SHIPLEY MP Philip Davies has joined with clinicians and disabled people living with Brittle Bones and associated conditions to celebrate the care given by NHS specialist centres to children with the condition across the UK.

At a parliamentary reception held on June 6, the MP for Menston and Burley-in-Wharfedale congratulated the Brittle Bone Society on its 50th anniversary and applauded those NHS specialist services which had been presented with awards to celebrate the difference which the service is making to children’s lives.

The charity also highlighted the discrepancies that exist between child and adult services, and the need for continued and multi-disciplinary services for this lifelong condition.

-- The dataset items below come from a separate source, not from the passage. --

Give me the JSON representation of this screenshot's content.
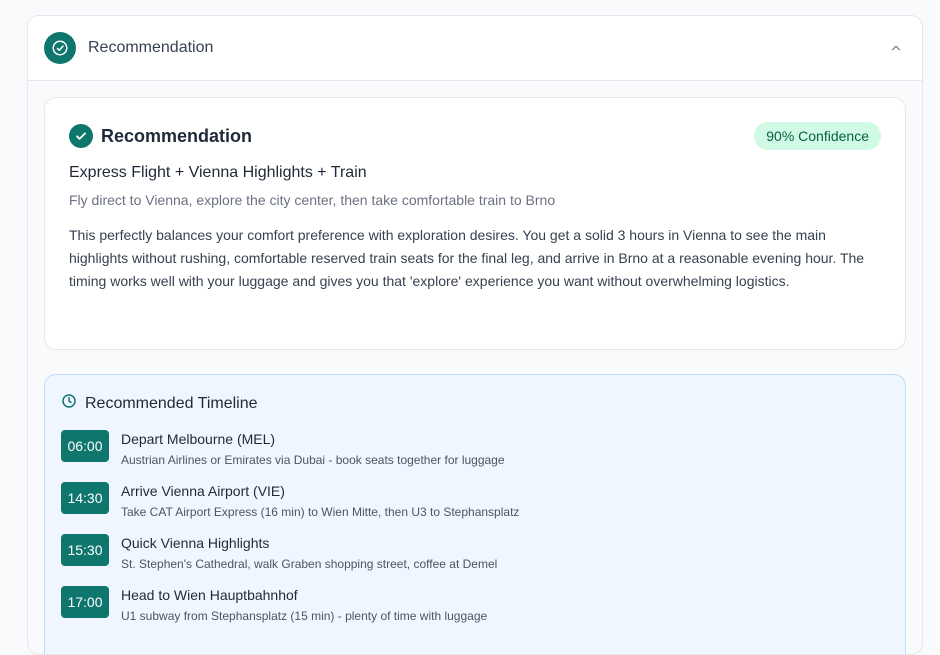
{
  "panel": {
    "header_title": "Recommendation"
  },
  "recommendation": {
    "title": "Recommendation",
    "confidence": "90% Confidence",
    "option_title": "Express Flight + Vienna Highlights + Train",
    "option_subtitle": "Fly direct to Vienna, explore the city center, then take comfortable train to Brno",
    "description": "This perfectly balances your comfort preference with exploration desires. You get a solid 3 hours in Vienna to see the main highlights without rushing, comfortable reserved train seats for the final leg, and arrive in Brno at a reasonable evening hour. The timing works well with your luggage and gives you that 'explore' experience you want without overwhelming logistics."
  },
  "timeline": {
    "title": "Recommended Timeline",
    "items": [
      {
        "time": "06:00",
        "event": "Depart Melbourne (MEL)",
        "detail": "Austrian Airlines or Emirates via Dubai - book seats together for luggage"
      },
      {
        "time": "14:30",
        "event": "Arrive Vienna Airport (VIE)",
        "detail": "Take CAT Airport Express (16 min) to Wien Mitte, then U3 to Stephansplatz"
      },
      {
        "time": "15:30",
        "event": "Quick Vienna Highlights",
        "detail": "St. Stephen's Cathedral, walk Graben shopping street, coffee at Demel"
      },
      {
        "time": "17:00",
        "event": "Head to Wien Hauptbahnhof",
        "detail": "U1 subway from Stephansplatz (15 min) - plenty of time with luggage"
      }
    ]
  },
  "colors": {
    "accent": "#0f766e",
    "badge_bg": "#d1fae5",
    "timeline_bg": "#eff6ff"
  }
}
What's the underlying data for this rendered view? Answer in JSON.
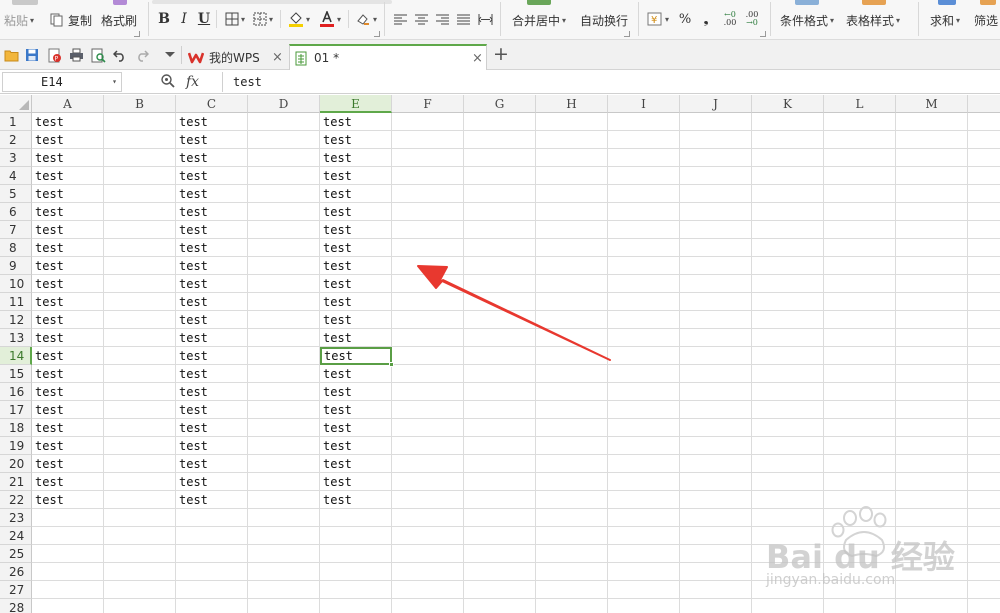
{
  "ribbon": {
    "paste_label": "粘贴",
    "copy_label": "复制",
    "format_painter_label": "格式刷",
    "bold": "B",
    "italic": "I",
    "underline": "U",
    "merge_center_label": "合并居中",
    "wrap_text_label": "自动换行",
    "percent": "%",
    "comma": "❟",
    "inc_decimal": ".00",
    "dec_decimal": ".00",
    "cond_format_label": "条件格式",
    "table_style_label": "表格样式",
    "sum_label": "求和",
    "filter_label": "筛选"
  },
  "tabs": {
    "home_tab": "我的WPS",
    "doc_tab": "01 *",
    "add": "+",
    "close": "×"
  },
  "formula_bar": {
    "cell_ref": "E14",
    "fx": "fx",
    "content": "test"
  },
  "sheet": {
    "columns": [
      "A",
      "B",
      "C",
      "D",
      "E",
      "F",
      "G",
      "H",
      "I",
      "J",
      "K",
      "L",
      "M"
    ],
    "rows": [
      "1",
      "2",
      "3",
      "4",
      "5",
      "6",
      "7",
      "8",
      "9",
      "10",
      "11",
      "12",
      "13",
      "14",
      "15",
      "16",
      "17",
      "18",
      "19",
      "20",
      "21",
      "22",
      "23",
      "24",
      "25",
      "26",
      "27",
      "28"
    ],
    "filled_columns": [
      "A",
      "C",
      "E"
    ],
    "filled_row_count": 22,
    "cell_text": "test",
    "active_cell": "E14",
    "selected_column": "E",
    "selected_row": "14"
  },
  "watermark": {
    "logo_text": "Bai du 经验",
    "url": "jingyan.baidu.com"
  },
  "colors": {
    "accent_green": "#5fa84a",
    "arrow_red": "#e8382f",
    "wps_red": "#d9322b"
  }
}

Patricia Osborne, CEO of the Brittle Bone Society, said: “We were incredibly honoured to be able to hold this reception at the House of Commons and to celebrate our 50 years of supporting people with Osteogenesis Imperfecta, (OI).

“It was an absolute pleasure to be able to thank and reward all the wonderful NHS staff who work tirelessly in supporting us and our members, and to recognise the advances in healthcare achievements throughout the years.

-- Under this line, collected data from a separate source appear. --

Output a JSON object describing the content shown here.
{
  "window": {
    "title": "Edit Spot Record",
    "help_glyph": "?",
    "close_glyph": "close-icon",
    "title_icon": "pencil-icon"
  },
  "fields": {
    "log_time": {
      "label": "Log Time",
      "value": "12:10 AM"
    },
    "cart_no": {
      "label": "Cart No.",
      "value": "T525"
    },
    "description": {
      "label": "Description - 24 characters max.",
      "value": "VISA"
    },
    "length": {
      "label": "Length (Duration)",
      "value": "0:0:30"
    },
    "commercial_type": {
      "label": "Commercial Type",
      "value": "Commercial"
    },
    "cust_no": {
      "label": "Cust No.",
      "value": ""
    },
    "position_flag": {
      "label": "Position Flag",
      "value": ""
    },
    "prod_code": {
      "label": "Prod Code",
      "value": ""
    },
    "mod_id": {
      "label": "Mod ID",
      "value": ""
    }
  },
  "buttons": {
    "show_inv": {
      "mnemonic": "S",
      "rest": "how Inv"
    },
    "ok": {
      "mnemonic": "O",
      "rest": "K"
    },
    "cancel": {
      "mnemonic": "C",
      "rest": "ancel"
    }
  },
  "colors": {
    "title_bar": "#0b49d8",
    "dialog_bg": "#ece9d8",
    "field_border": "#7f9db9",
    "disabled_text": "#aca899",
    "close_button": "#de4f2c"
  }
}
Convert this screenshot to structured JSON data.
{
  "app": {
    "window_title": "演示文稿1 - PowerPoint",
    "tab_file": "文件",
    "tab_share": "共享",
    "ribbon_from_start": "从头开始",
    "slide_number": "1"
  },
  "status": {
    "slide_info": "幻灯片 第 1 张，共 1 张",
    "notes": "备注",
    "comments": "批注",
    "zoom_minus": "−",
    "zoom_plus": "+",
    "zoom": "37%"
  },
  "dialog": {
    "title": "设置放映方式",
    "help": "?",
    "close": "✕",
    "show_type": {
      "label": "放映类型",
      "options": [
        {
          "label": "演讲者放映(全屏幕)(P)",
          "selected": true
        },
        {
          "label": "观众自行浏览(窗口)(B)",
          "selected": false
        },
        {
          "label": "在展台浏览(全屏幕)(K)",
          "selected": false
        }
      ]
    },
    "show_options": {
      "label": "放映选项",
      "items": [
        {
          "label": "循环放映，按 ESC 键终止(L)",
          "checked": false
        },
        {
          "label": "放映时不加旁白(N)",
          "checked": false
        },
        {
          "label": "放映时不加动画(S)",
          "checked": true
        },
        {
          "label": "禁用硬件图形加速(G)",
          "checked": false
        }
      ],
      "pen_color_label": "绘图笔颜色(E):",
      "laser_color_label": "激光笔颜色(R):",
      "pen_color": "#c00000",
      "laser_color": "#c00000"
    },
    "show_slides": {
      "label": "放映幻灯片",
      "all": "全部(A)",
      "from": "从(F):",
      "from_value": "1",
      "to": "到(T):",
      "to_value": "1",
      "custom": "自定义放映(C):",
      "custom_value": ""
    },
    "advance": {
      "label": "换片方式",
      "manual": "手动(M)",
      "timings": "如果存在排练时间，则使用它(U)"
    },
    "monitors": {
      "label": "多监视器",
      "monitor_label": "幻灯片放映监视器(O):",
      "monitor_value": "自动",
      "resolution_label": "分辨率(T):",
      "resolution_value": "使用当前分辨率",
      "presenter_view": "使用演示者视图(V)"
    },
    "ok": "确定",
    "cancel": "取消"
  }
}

“There is much to build on as we ensure that adults with the condition also feel fully supported.”

Samantha Renke, disability campaigner and actress, said, “It was great to see the Brittle Bone Society have this opportunity to raise awareness of this rare condition and highlight the needs that so many of us living with OI come across on a regular basis.

“The treatment when you are a child is excellent, but the minute you turn 18, you end up being the expert on your own condition.”